柱はいずれも円柱。飛貫と頭貫には大仏様木鼻。

柱上の組物は出組。

軒裏は、放射状の二軒繁垂木。

 

柱の土台の部分の貫にも、大仏様木鼻がついています。

 

内部は化粧屋根裏で、中央部分が小さな鏡天井になっています。

 

多宝塔

本堂右手から境内裏へまわりこむと、多宝塔が南面しています。

三間多宝塔、銅板葺。

1979年造営。

 

下層は正面側面ともに3間。

中央の柱間は板戸。左右の柱間は連子窓。

縁側はありません。

 

柱は大面取り角柱。

軸部は長押を多用し、頭貫木鼻はありません。

組物は出組。実肘木ではなく、舟肘木で軒桁を受けています。軒桁(丸桁)は丸い材が使われています。

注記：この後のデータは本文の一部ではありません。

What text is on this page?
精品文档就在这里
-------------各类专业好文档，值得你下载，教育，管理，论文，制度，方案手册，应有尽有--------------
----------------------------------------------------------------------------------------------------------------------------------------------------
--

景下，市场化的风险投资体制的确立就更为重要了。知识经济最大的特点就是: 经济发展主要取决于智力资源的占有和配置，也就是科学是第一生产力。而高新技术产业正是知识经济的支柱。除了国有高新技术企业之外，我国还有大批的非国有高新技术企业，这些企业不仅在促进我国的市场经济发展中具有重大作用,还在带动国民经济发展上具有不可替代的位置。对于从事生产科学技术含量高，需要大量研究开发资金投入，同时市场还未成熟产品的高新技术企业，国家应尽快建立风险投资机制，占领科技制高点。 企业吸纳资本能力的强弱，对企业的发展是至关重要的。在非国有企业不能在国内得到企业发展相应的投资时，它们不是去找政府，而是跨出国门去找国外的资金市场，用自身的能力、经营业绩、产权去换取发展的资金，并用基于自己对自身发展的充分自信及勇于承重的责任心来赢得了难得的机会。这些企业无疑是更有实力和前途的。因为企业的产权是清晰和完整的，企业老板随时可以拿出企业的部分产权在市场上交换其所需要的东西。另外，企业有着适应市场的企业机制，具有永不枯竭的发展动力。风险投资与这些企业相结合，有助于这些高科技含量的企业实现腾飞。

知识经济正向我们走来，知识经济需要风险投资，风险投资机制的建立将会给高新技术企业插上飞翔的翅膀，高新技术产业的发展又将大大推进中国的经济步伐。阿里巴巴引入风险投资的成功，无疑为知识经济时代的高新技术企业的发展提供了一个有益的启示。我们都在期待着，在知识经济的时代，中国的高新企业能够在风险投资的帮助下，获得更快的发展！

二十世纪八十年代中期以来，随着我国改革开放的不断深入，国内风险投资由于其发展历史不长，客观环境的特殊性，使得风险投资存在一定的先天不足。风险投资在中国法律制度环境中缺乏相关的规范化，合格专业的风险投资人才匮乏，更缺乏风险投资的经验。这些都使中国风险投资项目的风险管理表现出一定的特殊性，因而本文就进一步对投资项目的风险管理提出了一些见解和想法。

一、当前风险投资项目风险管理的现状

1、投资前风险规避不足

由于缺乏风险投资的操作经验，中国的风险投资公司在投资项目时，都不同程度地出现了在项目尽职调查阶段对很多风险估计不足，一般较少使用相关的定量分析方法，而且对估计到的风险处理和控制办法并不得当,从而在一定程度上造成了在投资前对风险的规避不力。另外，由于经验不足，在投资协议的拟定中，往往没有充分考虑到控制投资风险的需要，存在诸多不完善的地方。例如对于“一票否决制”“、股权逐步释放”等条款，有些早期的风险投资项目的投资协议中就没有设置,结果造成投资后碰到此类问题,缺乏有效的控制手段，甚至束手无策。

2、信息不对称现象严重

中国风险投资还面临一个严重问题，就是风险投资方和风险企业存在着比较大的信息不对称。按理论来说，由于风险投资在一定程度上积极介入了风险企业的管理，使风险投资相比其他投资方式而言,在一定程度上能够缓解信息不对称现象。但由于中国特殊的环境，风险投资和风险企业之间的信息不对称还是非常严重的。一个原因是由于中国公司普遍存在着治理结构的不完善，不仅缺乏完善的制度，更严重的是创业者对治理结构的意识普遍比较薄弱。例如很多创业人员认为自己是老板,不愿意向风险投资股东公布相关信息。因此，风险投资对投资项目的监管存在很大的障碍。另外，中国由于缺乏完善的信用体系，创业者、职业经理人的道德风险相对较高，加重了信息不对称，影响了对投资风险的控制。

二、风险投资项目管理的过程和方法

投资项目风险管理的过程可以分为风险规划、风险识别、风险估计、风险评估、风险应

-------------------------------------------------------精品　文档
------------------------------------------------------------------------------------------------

いずれも奈良時代あたりの建築で見られるような、古風な技法です。

 

軒裏は二軒繁垂木。

地垂木(母屋側の垂木)は円柱状、飛檐垂木(軒先の垂木)は角柱状の材が使われており、いわゆる地円飛角(じえんひかく)になっています。

地円飛角は、奈良時代以前の非常に古い建築か、近現代の擬古的な建築でしか見られない技法です。この多宝塔は、後者に該当します。

 

上層。母屋と縁側は円形の平面になっています。

組物は尾垂木四手先。

軒裏は、下層と同様に地円飛角の二軒繁垂木。

 

頂部には相輪(法輪)。

路盤の上に受花と九輪があり、九輪の上にさらに受花と水煙が乗っています。

 

案内板には「諏訪市指定有形文化財 温泉寺鉄塔」とありますが、この木造の多宝塔ではなく、内部に納められている石塔のことを指して言っています。ふだんは扉が閉まっていて拝観できず、御柱祭のときだけ開扉して一般公開されるようです。

(温泉寺鉄塔 ※画像はWikipediaより引用)

現在の温泉寺鉄塔は1631年に藩主の諏訪忠恒によって再建されたもの。当初のものは、伝承によると源頼朝の再建とも、空海の建立とも言われています。

温泉寺鉄塔は別名を「石之御座多宝塔」といい、かつては諏訪大社の御神体として上社本宮の拝殿に祀られていました。明治初期の廃仏毀釈(神仏分離)で上社本宮から撤去され、当寺に引き渡されました。その後、1979年に多宝塔の内部に納められ現在に至ります。

 

境内裏にある高島藩主諏訪家墓所については当該記事にて紹介し、当記事では割愛いたします。

 

以上、温泉寺でした。

(訪問日2023/02/08)

*1:境内案内板(設置者不明)より

*2:回転式の書架のこと。輪蔵を回転させれば、内部に収めた経典を読んだのと同等の功徳が得られるとされる。